Она обняла меня за шею и прижалась своими губами к моим. Я забыл о своей обиде. Я думал только о ее красоте и завораживающей нежности.
— Ты уж принимай меня, какая я есть, — шепнула она.
— Ладно, — ответил я.
Глава восемнадцатая
Все это время я, можно сказать, и не видал Дрифилда. Целые дни он был занят редакторскими делами, а вечерами писал. Он, естественно, присутствовал на каждой субботе, любезный, занятный и ироничный, бывал вроде рад встретить меня и перекинуться парой слов о каком-нибудь пустяке, но в основном, понятное дело, уделял внимание гостям постарше и позначительней. Притом я все более замечал в нем некоторую замкнутость; это был уже не тот разудалый и простецкий приятель, каким я знал его в Блэкстебле. Возможно, только при моей повышенной чувствительности мог я обнаружить незримый барьер меж ним и теми, с кем он веселился и шутил. Словно он жил в мире воображения, отводившем на задний план мир будничный. Теперь Дрифилда приглашали иногда держать речь на официальном обеде. Он вступил в литературный клуб. Стал знаться со многими людьми вне узкого круга, в который попал в силу своих профессиональных занятий, и все чаще бывал зван на ленч и на чай дамами, любившими окружать себя видными писателями. Рози тоже получала приглашение, но редко куда ходила; по ее словам, эти приемы были ей ни к чему, да и видеть, мол, там хотят не ее, а только Теда. Думается, она смущалась и чувствовала себя не в своей тарелке. Да и хозяйки, пожалуй, не раз давали ей понять, как нелегко смириться с тем, что ее тоже надо приглашать; и, пригласив из вежливости, словно не замечали, ибо вежливость им вообще-то претила.

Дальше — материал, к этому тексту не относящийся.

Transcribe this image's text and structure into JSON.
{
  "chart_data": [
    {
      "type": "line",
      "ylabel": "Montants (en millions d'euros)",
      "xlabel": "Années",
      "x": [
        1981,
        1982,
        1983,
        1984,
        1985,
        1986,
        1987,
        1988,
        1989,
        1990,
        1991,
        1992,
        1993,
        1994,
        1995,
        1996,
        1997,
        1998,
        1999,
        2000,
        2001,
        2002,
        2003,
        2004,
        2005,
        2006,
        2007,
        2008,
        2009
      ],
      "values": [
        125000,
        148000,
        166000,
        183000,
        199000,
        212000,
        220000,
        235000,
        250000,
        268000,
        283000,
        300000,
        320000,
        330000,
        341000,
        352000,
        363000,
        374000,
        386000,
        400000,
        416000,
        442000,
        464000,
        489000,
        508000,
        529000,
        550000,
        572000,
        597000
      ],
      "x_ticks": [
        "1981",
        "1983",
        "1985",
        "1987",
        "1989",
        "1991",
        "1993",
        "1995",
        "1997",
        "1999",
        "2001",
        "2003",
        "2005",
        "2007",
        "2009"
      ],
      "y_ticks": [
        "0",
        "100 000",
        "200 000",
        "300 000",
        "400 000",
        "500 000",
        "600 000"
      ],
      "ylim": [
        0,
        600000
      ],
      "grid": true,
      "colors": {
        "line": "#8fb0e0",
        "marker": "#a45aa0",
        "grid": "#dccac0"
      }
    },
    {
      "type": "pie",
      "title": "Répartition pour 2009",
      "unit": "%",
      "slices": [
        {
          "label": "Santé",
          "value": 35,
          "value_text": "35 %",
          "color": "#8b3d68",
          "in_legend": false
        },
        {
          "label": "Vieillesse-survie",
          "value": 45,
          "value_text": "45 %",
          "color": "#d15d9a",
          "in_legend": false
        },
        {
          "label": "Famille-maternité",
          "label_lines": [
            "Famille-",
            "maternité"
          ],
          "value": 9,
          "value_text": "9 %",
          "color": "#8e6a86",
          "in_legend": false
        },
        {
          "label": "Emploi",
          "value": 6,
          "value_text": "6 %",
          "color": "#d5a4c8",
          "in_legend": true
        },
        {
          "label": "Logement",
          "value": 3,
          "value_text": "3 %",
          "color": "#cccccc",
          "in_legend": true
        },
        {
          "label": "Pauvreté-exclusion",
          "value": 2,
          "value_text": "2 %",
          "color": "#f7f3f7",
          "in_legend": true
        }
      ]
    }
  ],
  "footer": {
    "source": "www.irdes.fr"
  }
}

Вот именно тогда Эдвард Дрифилд и опубликовал «Чашу жизни». Не мое дело заниматься разбором его произведений, за последнее время о них написано столько, что аппетит любого рядового читателя может быть удовлетворен. Но «Чаша жизни» — это, позволю себе сказать, хоть не самая популярная и не самая знаменитая его книга, зато, убежден, самая интересная. В ней есть холодная безжалостность, которая звучит оригинальной нотой среди сплошной сентиментальности английской прозы. Это книга освежающая и пряная. Она, наподобие кислого яблока, оставляет оскомину, но есть в ней легкий горьковато-сладкий привкус, от которого становится очень приятно во рту. Из всех книг Дрифилда одна она такова, что мне бы хотелось самому написать ее. Страшную и душераздирающую, безо всяких сантиментов и слезливости, сцену смерти ребенка и следующий за ней любопытный эпизод нелегко забыть каждому, кто их прочел.